Graza
- Type: Private
- Industry: Food
- Founded: 2021
- Website: graza.co

= Graza =

Olive oil company

Graza is an olive oil company known for its Spanish extra virgin olive oil packaged in squeeze bottles. According to Food Network, it was the fifth largest brand of olive oil in the United States as of August 2025; Inc. reported that by November 2025, it was "already an industry leader, representing 24 percent of the total olive oil growth in 2025."

== History ==
In 2022, Graza released two olive oil products in squeezable bottles: Drizzle, "for dipping or finishing touches," and Sizzle, "for searing, baking, roasting, dressing, and frying." It focused on creator partnerships, social media, email marketing, and blog posts to drive company growth, with email marketing being "Graza's most reliable revenue driver."

In February 2025, Graza released its olive oils in a spray bottle format, as well as a Frizzle olive oil for frying. In August, Graza released olive oil refills in aluminum cans after receiving consumer feedback about packaging sustainability. Later, in November, released Drizzle and Sizzle in glass bottles with "their own pop-up pour spout." The new glass bottles were marketed with a collaborative ad campaign with Quality Meats.

== Other products ==
In November 2025, Graza announced that it would be releasing a Pinot Meunier wine in collaboration with Limited Addition Wines and MYSA Natural Wine.

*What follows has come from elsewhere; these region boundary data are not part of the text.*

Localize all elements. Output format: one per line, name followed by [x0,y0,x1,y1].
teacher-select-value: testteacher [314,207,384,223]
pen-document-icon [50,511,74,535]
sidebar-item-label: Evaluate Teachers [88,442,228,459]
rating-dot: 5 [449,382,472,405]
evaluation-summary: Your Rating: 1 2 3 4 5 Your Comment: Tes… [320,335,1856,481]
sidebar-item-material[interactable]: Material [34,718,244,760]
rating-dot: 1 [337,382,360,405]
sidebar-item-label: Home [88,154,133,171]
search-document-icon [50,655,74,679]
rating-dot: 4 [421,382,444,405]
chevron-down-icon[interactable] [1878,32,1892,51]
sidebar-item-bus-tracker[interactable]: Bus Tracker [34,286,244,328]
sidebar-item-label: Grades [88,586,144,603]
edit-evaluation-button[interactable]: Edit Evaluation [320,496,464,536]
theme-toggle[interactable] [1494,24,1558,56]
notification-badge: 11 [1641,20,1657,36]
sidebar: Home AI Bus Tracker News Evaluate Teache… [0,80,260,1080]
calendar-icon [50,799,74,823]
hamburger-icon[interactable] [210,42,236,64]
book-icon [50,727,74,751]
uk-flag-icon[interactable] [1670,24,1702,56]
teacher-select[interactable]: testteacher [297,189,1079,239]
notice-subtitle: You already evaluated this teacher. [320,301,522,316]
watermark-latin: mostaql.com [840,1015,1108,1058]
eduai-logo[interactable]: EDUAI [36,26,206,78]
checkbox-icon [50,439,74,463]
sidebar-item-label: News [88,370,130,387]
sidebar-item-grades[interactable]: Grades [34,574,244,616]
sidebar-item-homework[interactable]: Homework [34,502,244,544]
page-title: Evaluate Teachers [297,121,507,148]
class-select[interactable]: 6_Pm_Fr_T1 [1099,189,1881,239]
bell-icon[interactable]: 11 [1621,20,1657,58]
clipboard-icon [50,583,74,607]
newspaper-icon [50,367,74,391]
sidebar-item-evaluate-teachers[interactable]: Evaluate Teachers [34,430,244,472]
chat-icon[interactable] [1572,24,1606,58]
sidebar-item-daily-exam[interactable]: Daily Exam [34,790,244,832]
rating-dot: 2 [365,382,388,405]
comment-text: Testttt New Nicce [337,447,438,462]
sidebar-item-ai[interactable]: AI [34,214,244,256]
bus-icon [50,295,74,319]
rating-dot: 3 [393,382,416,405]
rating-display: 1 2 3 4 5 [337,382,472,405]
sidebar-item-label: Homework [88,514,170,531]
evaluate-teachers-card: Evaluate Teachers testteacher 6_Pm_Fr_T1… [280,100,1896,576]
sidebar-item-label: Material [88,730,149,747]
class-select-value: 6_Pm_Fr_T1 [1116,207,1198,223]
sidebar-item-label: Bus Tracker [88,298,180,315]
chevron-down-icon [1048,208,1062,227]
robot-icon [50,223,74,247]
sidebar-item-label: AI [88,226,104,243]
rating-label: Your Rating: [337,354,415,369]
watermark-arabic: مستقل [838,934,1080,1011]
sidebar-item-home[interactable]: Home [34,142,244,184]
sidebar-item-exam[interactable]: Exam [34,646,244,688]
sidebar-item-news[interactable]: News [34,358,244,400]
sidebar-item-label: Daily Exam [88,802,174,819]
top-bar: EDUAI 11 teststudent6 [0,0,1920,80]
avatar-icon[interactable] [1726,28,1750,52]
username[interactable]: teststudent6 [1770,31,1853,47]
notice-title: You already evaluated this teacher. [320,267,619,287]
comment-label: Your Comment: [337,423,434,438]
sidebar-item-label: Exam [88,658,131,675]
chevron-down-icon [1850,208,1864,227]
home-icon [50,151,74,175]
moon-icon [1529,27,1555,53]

In the same month, Graza collaborated with Yahoo on the "Sssshhhhizzle" Keyboard Oil, an office-themed holiday gift set which includes a redesigned bottle of Sizzle, a tray, and a baseball cap.

== Critical reception ==
In 2025, Wirecutter called Graza's Sizzle olive oil "the best all-purpose oil we tested." Food & Wine named Graza's duo set of Drizzle and Sizzle as the best value set.